By Igor I. Solar     Apr 6, 2013 in Environment
Antofagasta - Yellow Alert was declared on Friday 5 for the town of San Pedro de Atacama, in the Antofagasta Region of Chile, because of the increase in seismic activity at the Láscar Volcano, the most active stratovolcano in the northern Chilean Andes.
According to reports (in Spanish) from the Volcano Observatory of the Southern Andes (OVDAS) belonging to Chile’s National Geology and Mining Service (Sernageomin), in the last three days there has been an increase in seismic activity at the Láscar volcano.
At least 57 seismic events have been recorded in the region, 55 of them of long duration, two of which were associated with processes of rock fracture.
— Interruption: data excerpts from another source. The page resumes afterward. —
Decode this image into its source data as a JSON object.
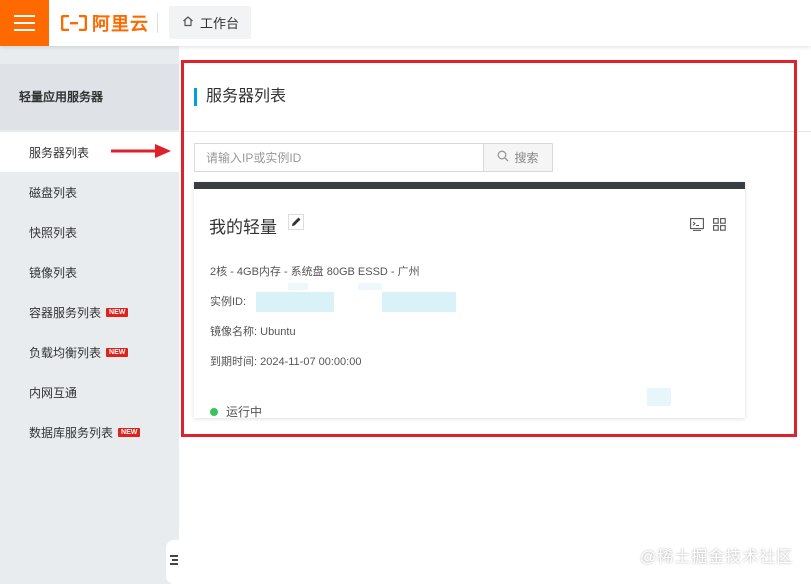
{
  "topbar": {
    "logo_text": "阿里云",
    "workbench_label": "工作台"
  },
  "sidebar": {
    "title": "轻量应用服务器",
    "items": [
      {
        "label": "服务器列表",
        "active": true,
        "badge": ""
      },
      {
        "label": "磁盘列表",
        "active": false,
        "badge": ""
      },
      {
        "label": "快照列表",
        "active": false,
        "badge": ""
      },
      {
        "label": "镜像列表",
        "active": false,
        "badge": ""
      },
      {
        "label": "容器服务列表",
        "active": false,
        "badge": "NEW"
      },
      {
        "label": "负载均衡列表",
        "active": false,
        "badge": "NEW"
      },
      {
        "label": "内网互通",
        "active": false,
        "badge": ""
      },
      {
        "label": "数据库服务列表",
        "active": false,
        "badge": "NEW"
      }
    ]
  },
  "main": {
    "page_title": "服务器列表",
    "search": {
      "placeholder": "请输入IP或实例ID",
      "value": "",
      "button_label": "搜索"
    },
    "server_card": {
      "name": "我的轻量",
      "spec": "2核 - 4GB内存 - 系统盘 80GB ESSD - 广州",
      "instance_id_label": "实例ID:",
      "image_name_label": "镜像名称:",
      "image_name": "Ubuntu",
      "expire_label": "到期时间:",
      "expire_time": "2024-11-07 00:00:00",
      "status": "运行中"
    }
  },
  "watermark": "@稀土掘金技术社区",
  "colors": {
    "brand_orange": "#ff6a00",
    "accent_blue": "#00a1d6",
    "running_green": "#3bc25f",
    "annotation_red": "#e0202a",
    "badge_red": "#e0221c",
    "card_header": "#373d41"
  },
  "icons": {
    "menu": "hamburger-icon",
    "home": "home-icon",
    "search": "search-icon",
    "edit": "pencil-icon",
    "terminal": "terminal-icon",
    "grid": "grid-icon",
    "collapse": "sidebar-collapse-icon"
  }
}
The seismic condition has prompted the authorities of the Geology and Mining Service of Chile to declare yellow alert for the region of San Pedro de Atacama.
The Sernageomin said it is continuously monitoring the volcano's behavior, while the National Emergency Office (ONEMI) is coordinating with members of the Civil Protection System to alert and respond promptly to any emergency situations.
Láscar volcano is 5,592 meters high and it’s located about 70 kilometers southeast of San Pedro de Atacama, a major tourist location in northern Chile. An eruption would also affect other Andean localities nearby, such as Toconao and Socaire. Lascar volcano is the most active volcano in the Chilean Andes. It has an eruptive rate with an average frequency of 5.8 years. Its last major eruption was between 18 and 26 April 1993. On that occasion it produced a plume of smoke and ash more than 10,000 meters high that reached as far as Buenos Aires, Argentina, Uruguay, Paraguay and the coast of southern Brazil. The volcano became active again in April 2006 also generating a plume of smoke and ash reaching higher than 3,000 m above the summit crater.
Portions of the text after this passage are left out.